Patients want to give up their hospital beds – politicians need to help them do it
Opinion
- Home
- News and Media
- Latest News and Announcements
- Patients want to give up their hospital beds – politicians need to help them do it
A/Prof Steven Faux (St Vincent’s Hospital Sydey’s Director of Rehabilitation) - SMH 16 Jan 2022
Mr Mendez is 79 years old. He has a hot and cold relationship with his neighbours. In the hospital, we know him well. He falls, he neglects himself to the point of collapse and, apart from an unwavering belief that his neighbour has him under surveillance, he is sharp as a tack. Usually, at this stage in his recovery, a community nurse could treat him at home; until Omicron.
Next to him is Colin, a paraplegic for more than 15 years, who keeps getting urinary tract infections and occasionally ends up in our intensive care unit. He was managing, until Omicron.
But it’s Sandy in the next room, who lost her leg from a fall, who is in big trouble. She is just learning to walk with an artificial leg, which she needs to do to see her methadone prescriber weekly. She is in real trouble because of Omicron.
None of them have Omicron – it is the other 100,000-odd people in NSW who have it that are their problem. We need the beds occupied by Mr Mendez, Colin and Sandy, right now, yet this trio simply cannot get out of hospital because no rehabilitation alternatives are available for them. This situation means the 400 people who turn up each day to our emergency department can’t get in. That is the bigger problem and it is happening across the state.
Rehabilitation physicians and subacute clinicians like me hold the keys to the exit doors of the system. Our job is to ensure that those who can manage in the community after an illness or injury will receive care at home while they continue to recover. We play a critical role in moving recovering patients through the hospital system and back into their homes, so they continue their care there and release their hospital beds for others waiting in the emergency department. But right now our hands are tied.
Mr Mendez, Colin and Sandy all understood why we needed to move them. They were reassured they would be cared for, and they were willing to co-operate. “Anything to help, doctor.” It was humbling.
The nursing home that would take Mr Mendez is run by a private consortium that has decided he must have a negative PCR swab even to be considered for transfer, but it might take five days to get the result. Other nursing homes are closed as they battle infections in their own staff and residents. So he stays in hospital.
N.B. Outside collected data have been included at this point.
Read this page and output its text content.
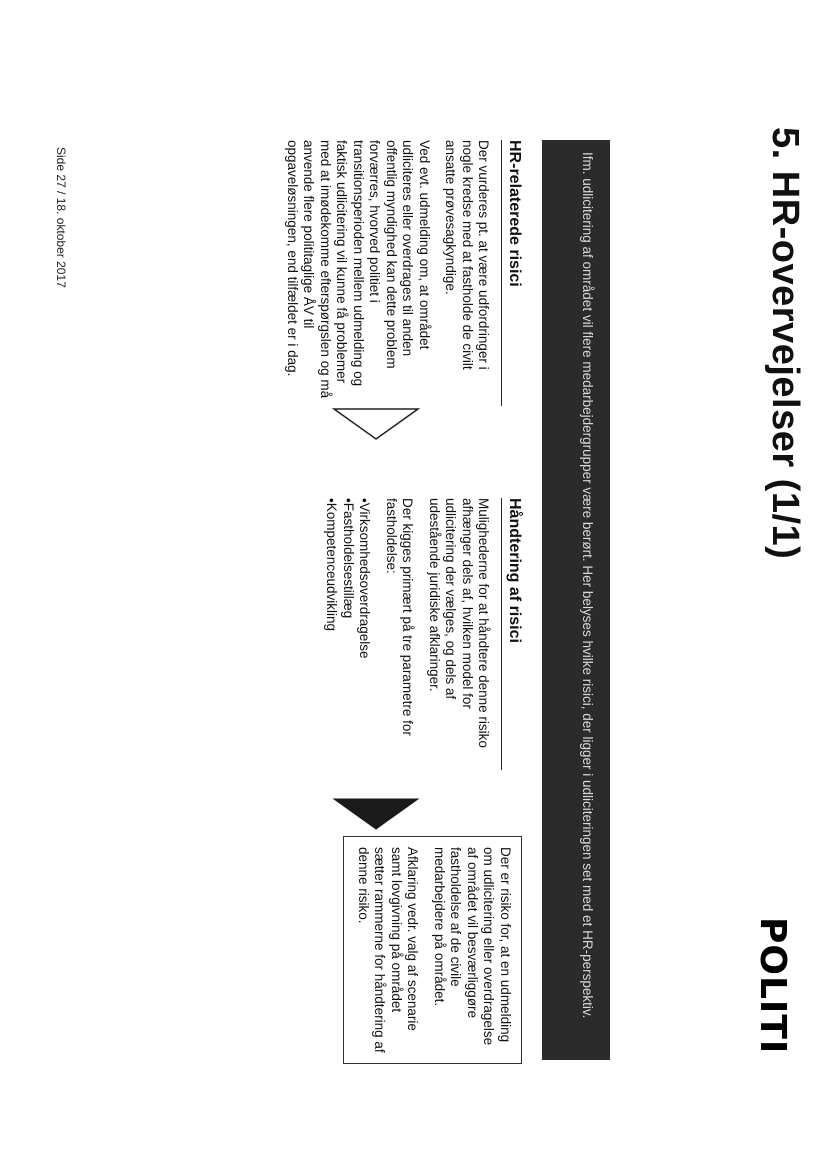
5. HR-overvejelser (1/1)
Ifm. udlicitering af området vil flere medarbejdergrupper være berørt. Her belyses hvilke risici, der ligger i udliciteringen set med et HR-perspektiv.
HR-relaterede risici

Der vurderes pt. at være udfordringer i nogle kredse med at fastholde de civilt ansatte prøvesagkyndige.

Ved evt. udmelding om, at området udliciteres eller overdrages til anden offentlig myndighed kan dette problem forværres, hvorved politiet i transitionsperioden mellem udmelding og faktisk udlicitering vil kunne få problemer med at imødekomme efterspørgslen og må anvende flere polititaglige ÅV til opgaveløsningen, end tilfældet er i dag.

Håndtering af risici

Mulighederne for at håndtere denne risiko afhænger dels af, hvilken model for udlicitering der vælges, og dels af udestående juridiske afklaringer.

Der kigges primært på tre parametre for fastholdelse:

• Virksomhedsoverdragelse
• Fastholdelsestillæg
• Kompetenceudvikling

Der er risiko for, at en udmelding om udlicitering eller overdragelse af området vil besværliggøre fastholdelse af de civile medarbejdere på området.

Afklaring vedr. valg af scenarie samt lovgivning på området sætter rammerne for håndtering af denne risiko.

POLITI
Side 27 / 18. oktober 2017
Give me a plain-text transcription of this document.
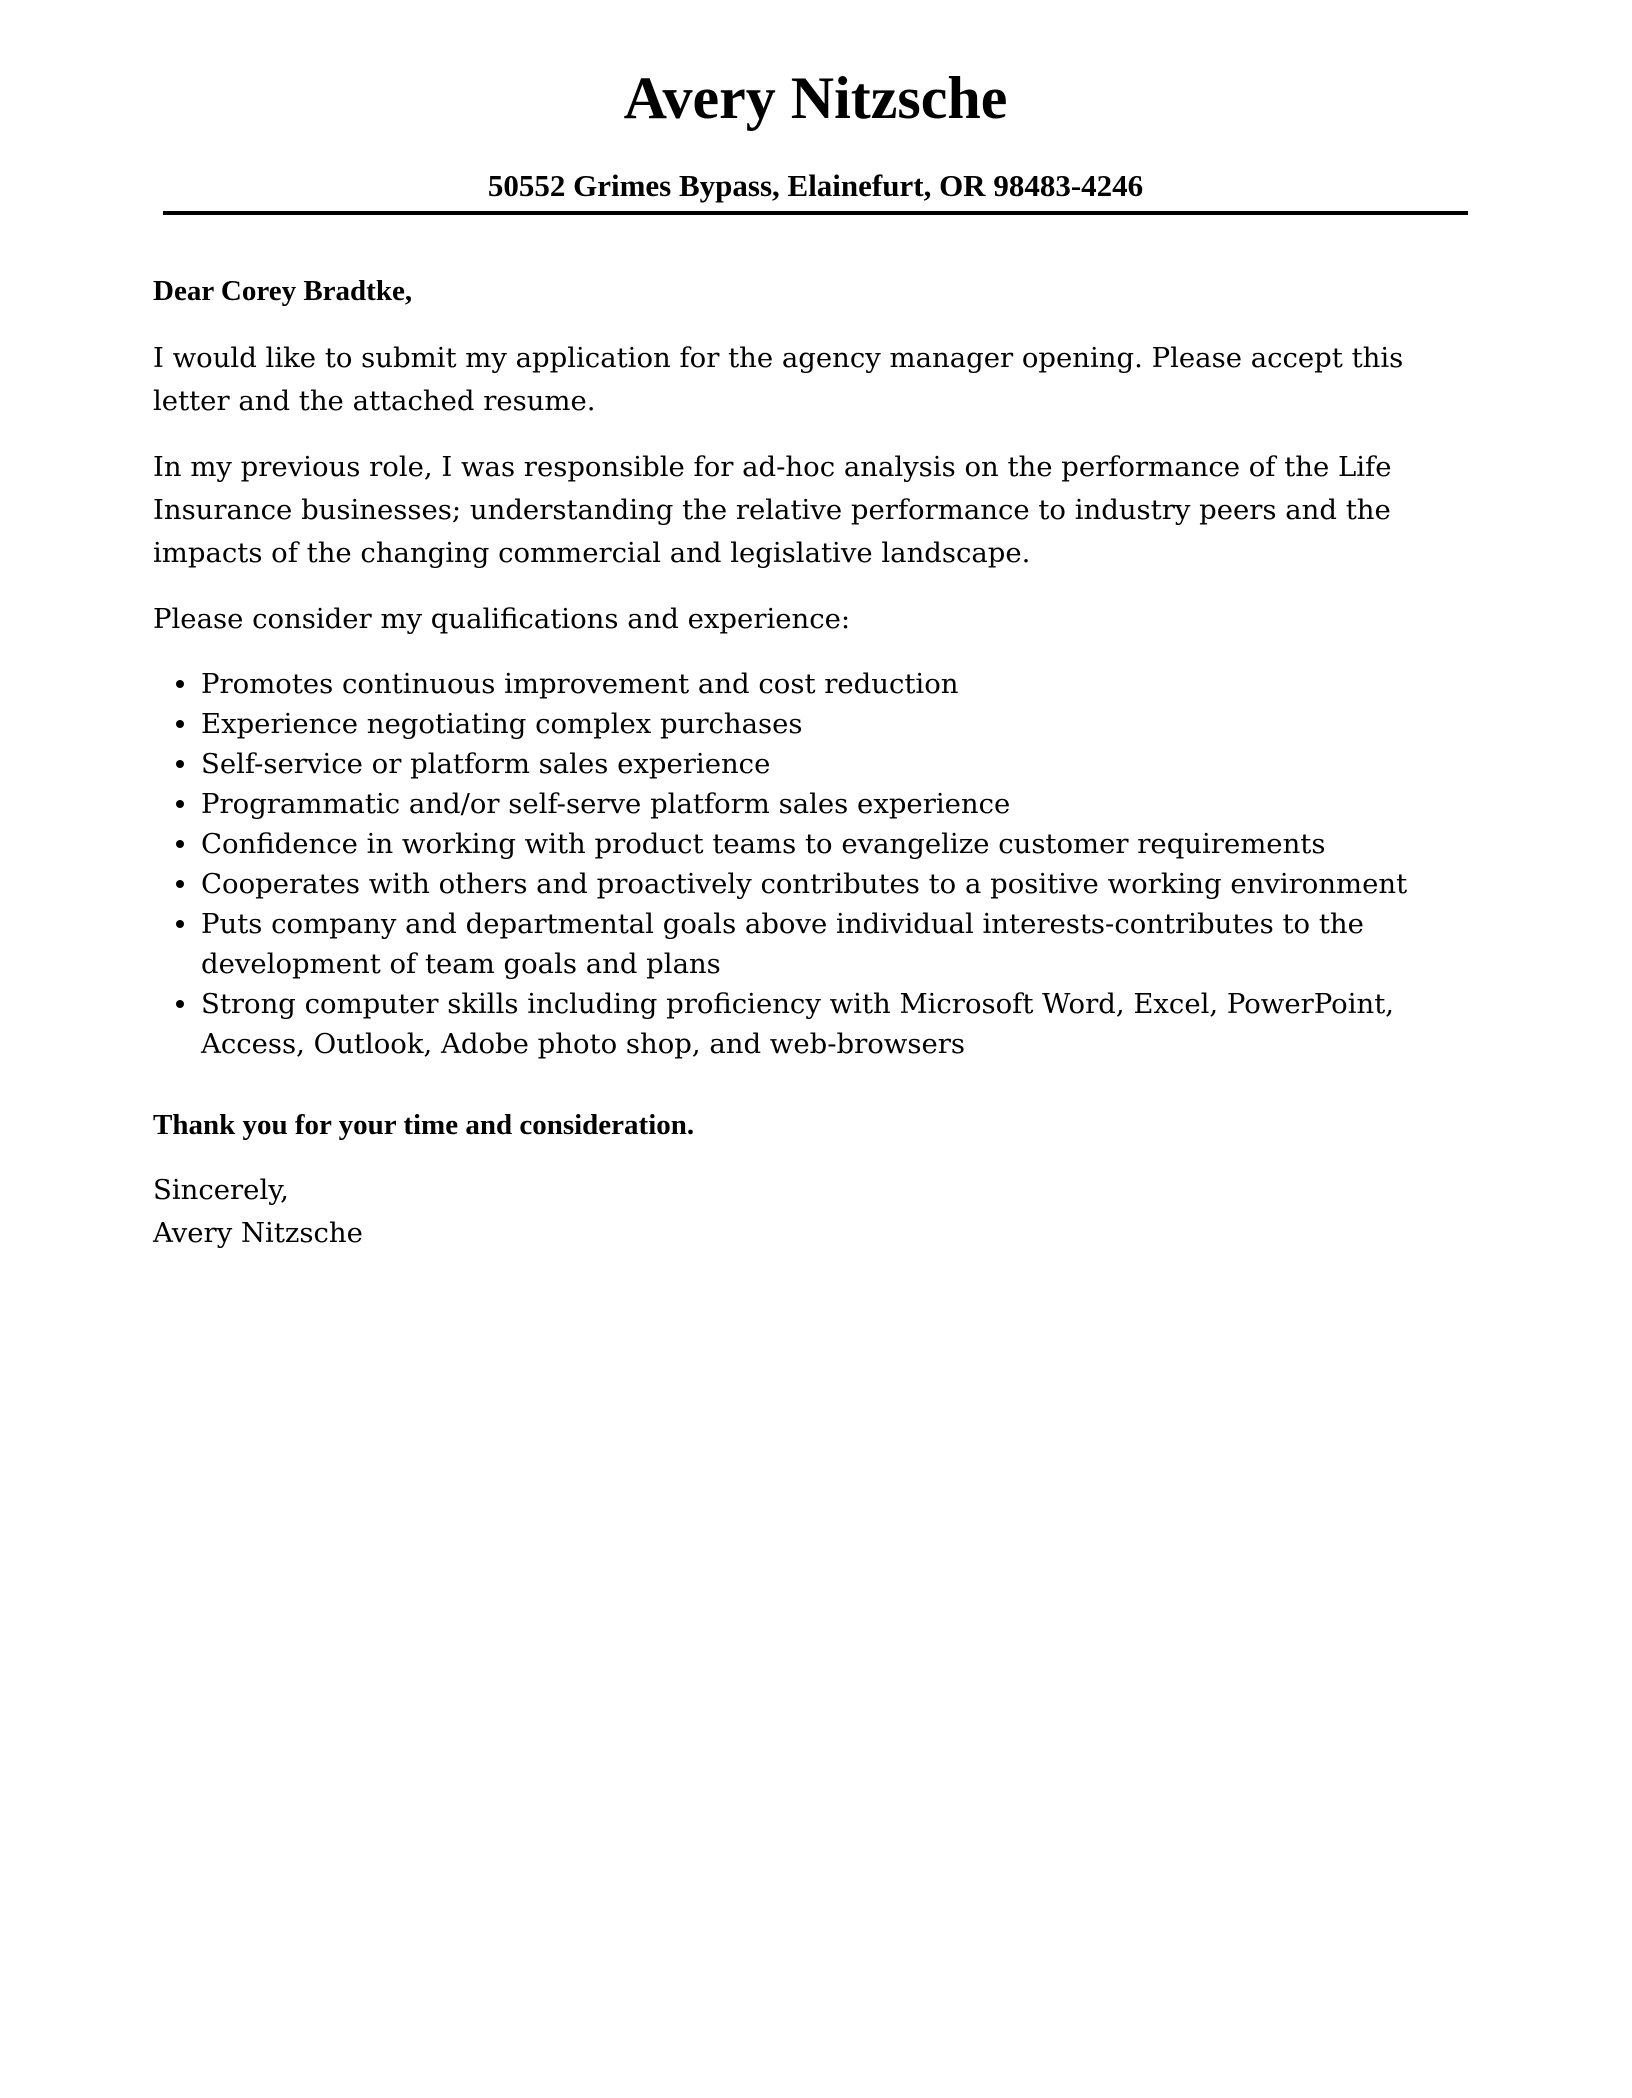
Avery Nitzsche
50552 Grimes Bypass, Elainefurt, OR 98483-4246

Dear Corey Bradtke,

I would like to submit my application for the agency manager opening. Please accept this letter and the attached resume.

In my previous role, I was responsible for ad-hoc analysis on the performance of the Life Insurance businesses; understanding the relative performance to industry peers and the impacts of the changing commercial and legislative landscape.

Please consider my qualifications and experience:

Promotes continuous improvement and cost reduction
Experience negotiating complex purchases
Self-service or platform sales experience
Programmatic and/or self-serve platform sales experience
Confidence in working with product teams to evangelize customer requirements
Cooperates with others and proactively contributes to a positive working environment
Puts company and departmental goals above individual interests-contributes to the development of team goals and plans
Strong computer skills including proficiency with Microsoft Word, Excel, PowerPoint, Access, Outlook, Adobe photo shop, and web-browsers

Thank you for your time and consideration.

Sincerely,

Avery Nitzsche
As for Colin, he has support through the National Disability Insurance Scheme but by the time it takes to get the NDIS to increase his level of funding for care at home, at least two-to-four weeks will pass. (They have to decide whether our recommendations are appropriate and hire staff.) So he stays.
Sandy has private health insurance so we can transfer her to a private hospital to complete her rehabilitation, but one has closed due to staff issues, another has active COVID-19 cases and cannot take her and a third has staffing problems and will not have a bed for three weeks. By then she will be walking. So she stays.
Meanwhile, our emergency department director is begging us to free up beds for those still in ambulances waiting to get through the hospital’s front door.
Our rehabilitation services are not in crisis, but we are definitely not in a “strong position”. Other states of Australia will face similar problems including Victoria where bed block in rehab was an issue in the previous waves, but their lockdown meant numbers were more predictable.
Our state-run hospital’s rehabilitation department relies on community and aged care services to discharge people safely back home. These services are all run by the federal government, not the state, and the federal government has devolved the responsibility of managing the aged care sector to private providers.
The NDIS is yet to put in place plans to expedite access for new patients or those with changed circumstances due to Omicron. The federally funded Transitional Aged Care Program, which supplies care into people’s homes, has been devolved to state-run local health districts that are struggling with staff shortages and the private health insurers are extremely limited in funding medically led rehabilitation in the home.
What we need is some state and federal co-operation and leadership that recognises the fact that if you cannot safely get patients out of hospital, you will never get new ones in. Our federally funded community programs and private insurers need to explore what they can do to help the state hospitals and the tens of thousands of patients in them. We need to find more subacute beds now, so we can keep accepting and admitting patients.
The need for better rehabilitation planning is not a new problem. The Council of Australian Governments initiative of 2009-2014 showed that investment in enhanced rehabilitation services saved money ($4.80 for every $1 spent) and created capacity in our hospitals (16 virtual beds in a 300-bed hospital), but there was no federal follow-up.
COVID-19 has made the problem worse. We will be living with COVID-19 for a long time and long COVID will fill the rehabilitation and respiratory clinics for years. The need to safely discharge patients to alleviate pressure on emergency departments will be unyielding.
We have never had a national rehabilitation strategy, nor an integration plan for federal and state subacute health services, not even a debate. Mr Mendez, Colin and Sandy would do anything to help. Let’s hope they inspire those in power to do the same.